DEMİRTAŞ: ''KÜRT–TÜRK KARDEŞLİĞİ PEKİŞTİRİLMEDEN, TÜRK–TÜRK AYRIŞMASI EKLENDİ''
Selahattin Demirtaş, barış sürecine ilişkin gelişmeleri değerlendiren yazısında, “CHP’yi hedef alan tutuklama, kayyım, casusluk, rüşvet operasyonlarıyla ayrışma derinleştirildi” diyerek sürece sert eleştiriler yöneltti. “Kürt–Türk kardeşliği pekiştirilmeden, üstüne Türk–Türk ayrışması eklendi” diyen Demirtaş, barışın ancak “silah değil, kardeşlik hukuku” temelinde inşa edilebileceğini vurguladı.
Eski HDP Eş Genel Başkanı Selahattin Demirtaş, Edirne F Tipi Cezaevi’nden kaleme aldığı ve T24’te yayımlanan yazısında, barış sürecine ilişkin değerlendirmelerde bulundu. Demirtaş, “Sürecin kilit kavramı ‘silah’ değil ‘kardeşlik’tir” diyerek, son bir yılda atılan adımları olumlu buldu ancak “kardeşlik hukukunun onarılması” yönünde ciddi bir irade gösterilmediğini söyledi.

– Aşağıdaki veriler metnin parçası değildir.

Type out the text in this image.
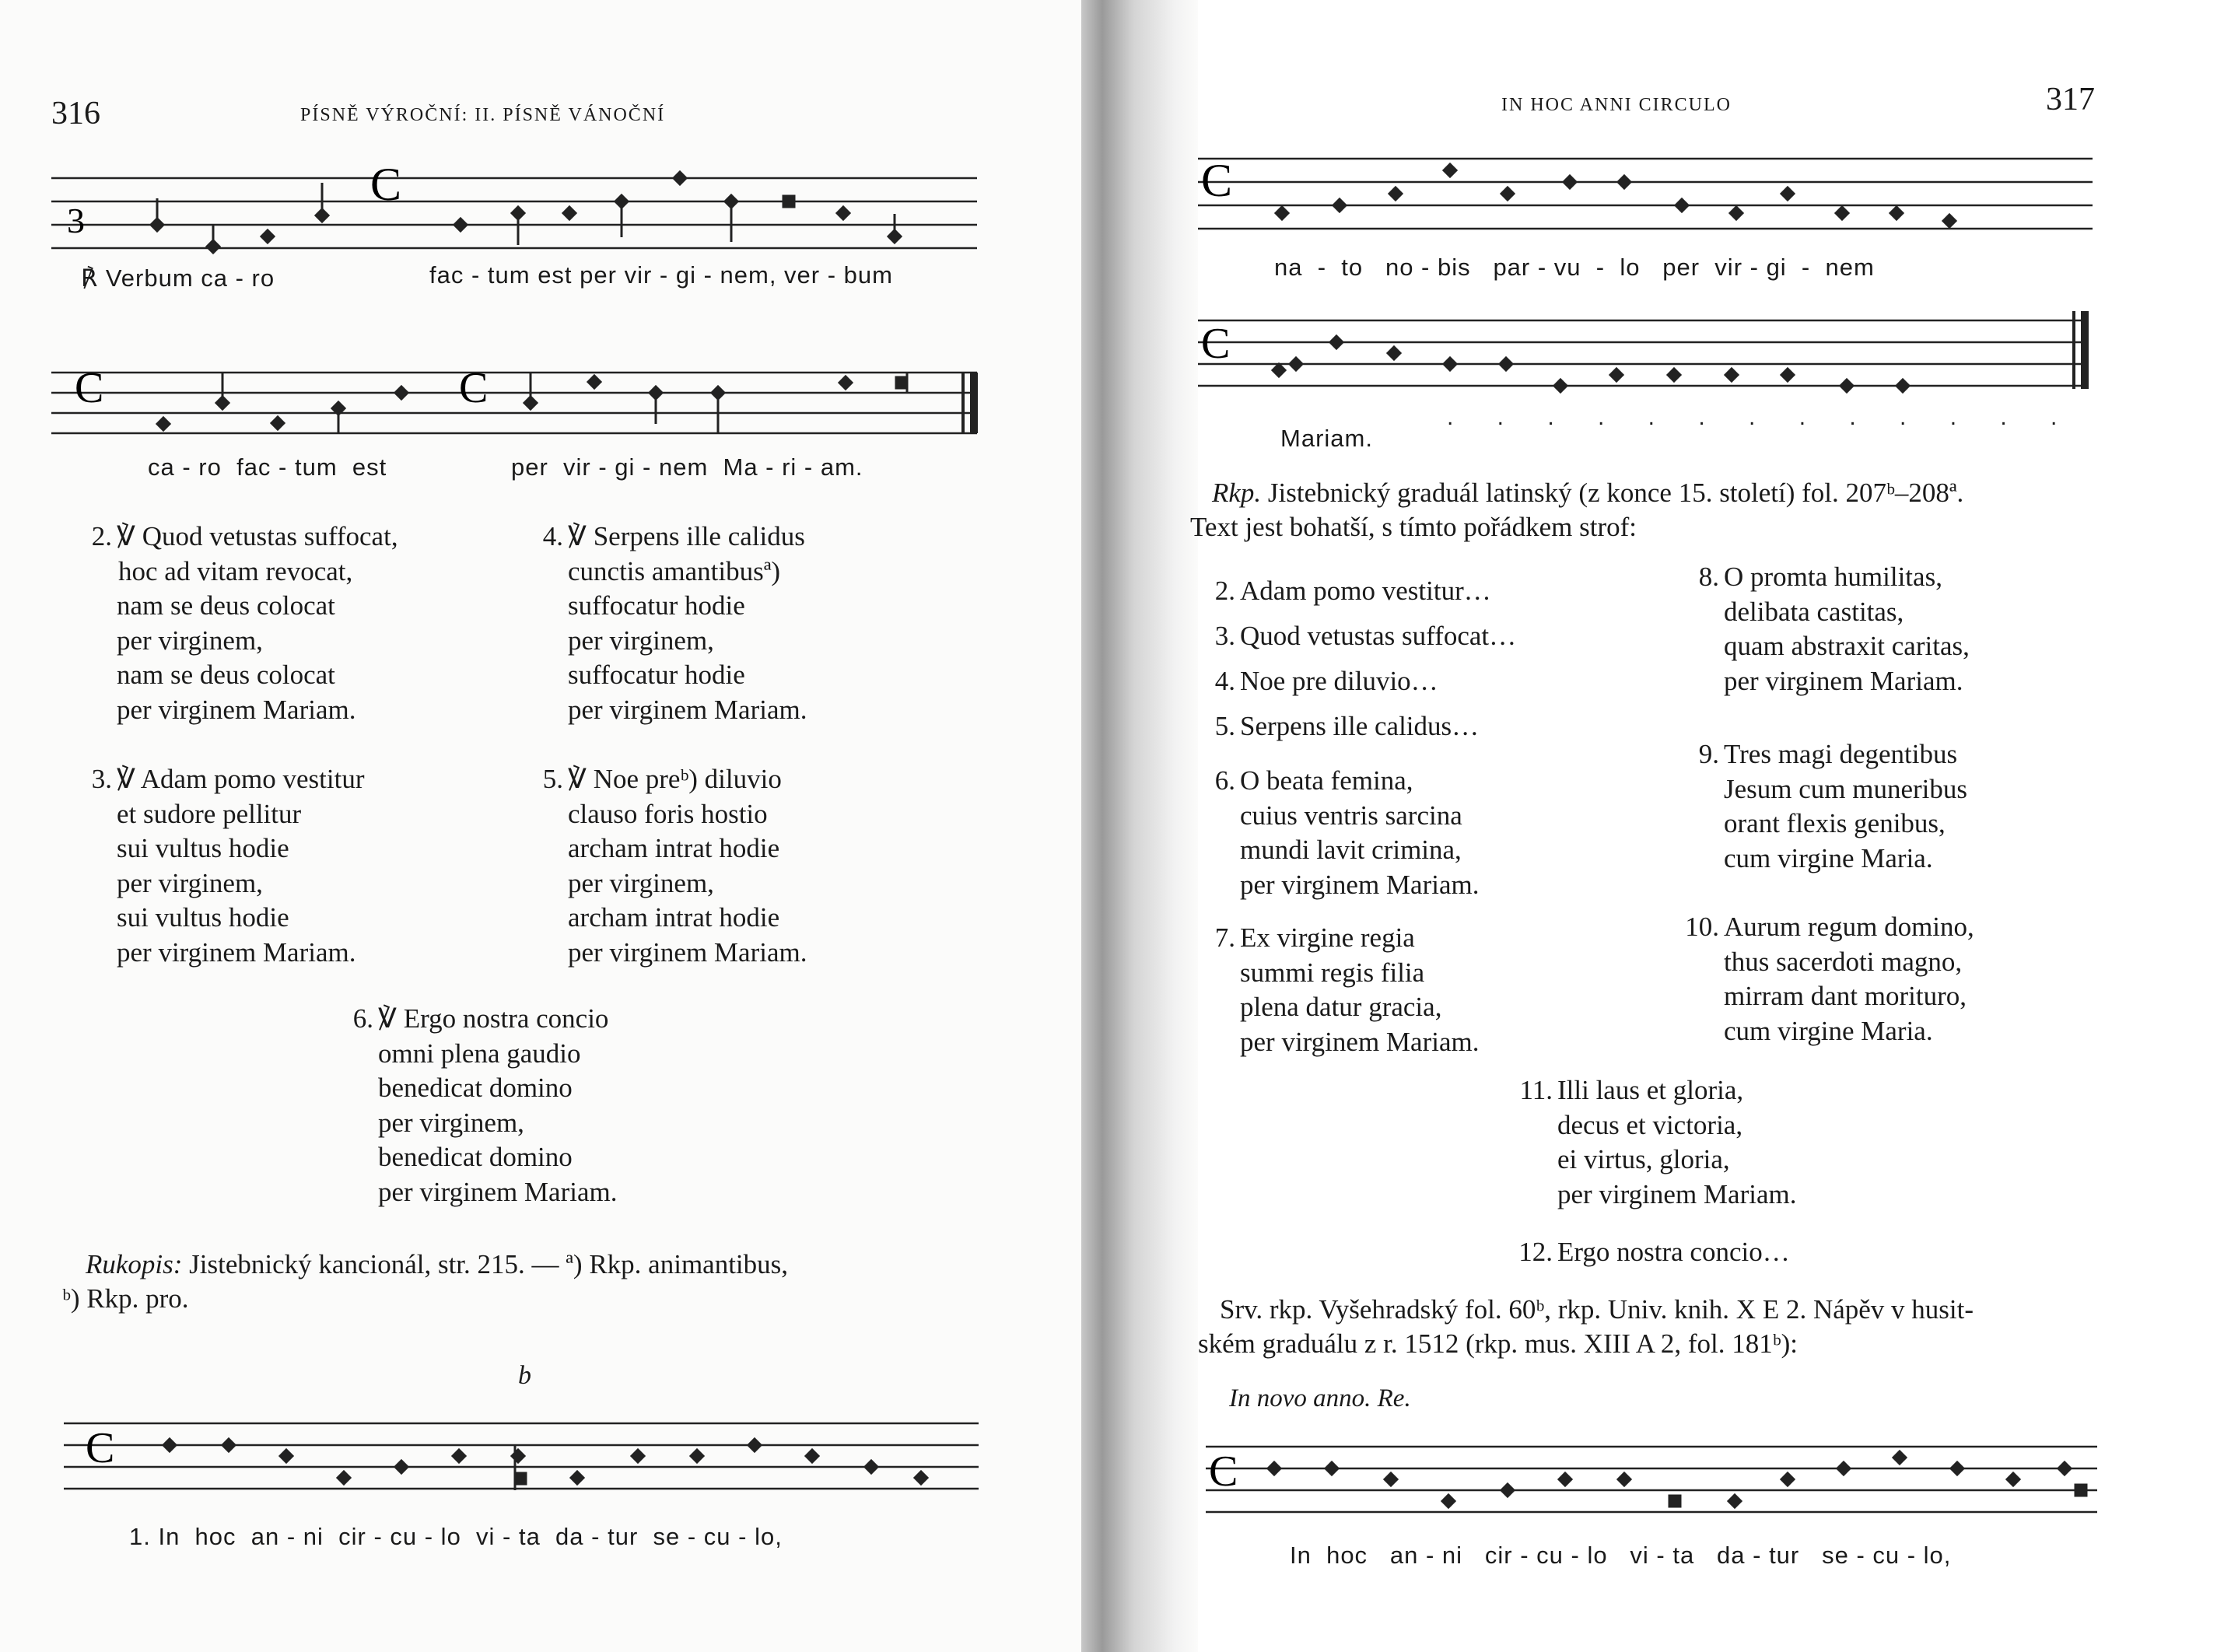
316	PÍSNĚ VÝROČNÍ: II. PÍSNĚ VÁNOČNÍ
3
C
℟ Verbum ca - ro	fac - tum est per vir - gi - nem, ver - bum
C	C
ca - ro  fac - tum  est	per  vir - gi - nem  Ma - ri - am.
2. ℣ Quod vetustas suffocat,
hoc ad vitam revocat,
nam se deus colocat
per virginem,
nam se deus colocat
per virginem Mariam.
4. ℣ Serpens ille calidus
cunctis amantibusª)
suffocatur hodie
per virginem,
suffocatur hodie
per virginem Mariam.
3. ℣ Adam pomo vestitur
et sudore pellitur
sui vultus hodie
per virginem,
sui vultus hodie
per virginem Mariam.
5. ℣ Noe preᵇ) diluvio
clauso foris hostio
archam intrat hodie
per virginem,
archam intrat hodie
per virginem Mariam.
6. ℣ Ergo nostra concio
omni plena gaudio
benedicat domino
per virginem,
benedicat domino
per virginem Mariam.
Rukopis: Jistebnický kancionál, str. 215. — ª) Rkp. animantibus,
ᵇ) Rkp. pro.
b
C
1. In  hoc  an - ni  cir - cu - lo  vi - ta  da - tur  se - cu - lo,
IN HOC ANNI CIRCULO	317
C
na  -  to   no - bis   par - vu  -  lo   per  vir - gi  -  nem
C
Mariam.
. . . . . . . . . . . . .
Rkp. Jistebnický graduál latinský (z konce 15. století) fol. 207ᵇ–208ª.
Text jest bohatší, s tímto pořádkem strof:
2. Adam pomo vestitur…
3. Quod vetustas suffocat…
4. Noe pre diluvio…
5. Serpens ille calidus…
6. O beata femina,
cuius ventris sarcina
mundi lavit crimina,
per virginem Mariam.
7. Ex virgine regia
summi regis filia
plena datur gracia,
per virginem Mariam.
8. O promta humilitas,
delibata castitas,
quam abstraxit caritas,
per virginem Mariam.
9. Tres magi degentibus
Jesum cum muneribus
orant flexis genibus,
cum virgine Maria.
10. Aurum regum domino,
thus sacerdoti magno,
mirram dant morituro,
cum virgine Maria.
11. Illi laus et gloria,
decus et victoria,
ei virtus, gloria,
per virginem Mariam.
12. Ergo nostra concio…
Srv. rkp. Vyšehradský fol. 60ᵇ, rkp. Univ. knih. X E 2. Nápěv v husit-
ském graduálu z r. 1512 (rkp. mus. XIII A 2, fol. 181ᵇ):
In novo anno. Re.
C
In  hoc   an - ni   cir - cu - lo   vi - ta   da - tur   se - cu - lo,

Demirtaş, yazısında özellikle muhalefete yönelik baskılara dikkat çekti ve “muhalefete yönelik ve özellikle CHP’yi hedefe koyan ‘mutlak butlan, iptal, tutuklama, kayyım, casusluk, rüşvet’ operasyonlarıyla ayrışma iyice derinleştirildi” dedi.
“KÜRT–TÜRK KARDEŞLİĞİ PEKİŞTİRİLMEDEN, TÜRK–TÜRK AYRIŞMASI EKLENDİ”
Demirtaş, yazısında son dönemde yaşanan siyasi gelişmelerin toplumsal birlik yerine ayrışmayı derinleştirdiğini belirterek şunları kaydetti:
“Muhalefete yönelik ve özellikle CHP’yi hedefe koyan ‘mutlak butlan, iptal, tutuklama, kayyım, casusluk, rüşvet’ operasyonlarıyla ayrışma iyice derinleştirildi. 30 yıllık hapis cezalarını bitirmiş siyasi mahpuslar, hasta mahpuslar bile cezaevinden çıkamadılar. Kayyım atanmış tek bir belediye bile halka iade edilmedi. Kürt – Türk kardeşliği pekiştirilmeden, üstüne Türk – Türk ayrışması eklendi.”
Demirtaş, bu durumun barışın toplumsal zeminini zayıflattığını, güvenlik temelli politikaların kardeşlik hukukunun inşasının önüne geçtiğini vurguladı.
“YASADAN ÖNCE DUYGUDA BİRLİK SAĞLANMALI”
Demirtaş, barış sürecinde asıl meselenin güvenlik ya da yasa değil, duygusal birlik olduğunu vurguladı. Yazısında, “Yasa Meclis’ten önce halkın bilincinde yapılmalıdır” diyerek, kardeşliğin yasayla değil, toplumun ortak bilinciyle tesis edilebileceğini ifade etti:
“Yasa toplumda, halkta, millette yapılır; Meclis ise o yasayı norma dönüştürür. Kardeşliğin yasaları önce halkın yüreğinde yapılmalıdır. Ortada duygu yokken yasa yapmaya kalkarsanız hem zorlanırsınız hem de halkın iradesinin tersine adım atmış olursunuz.”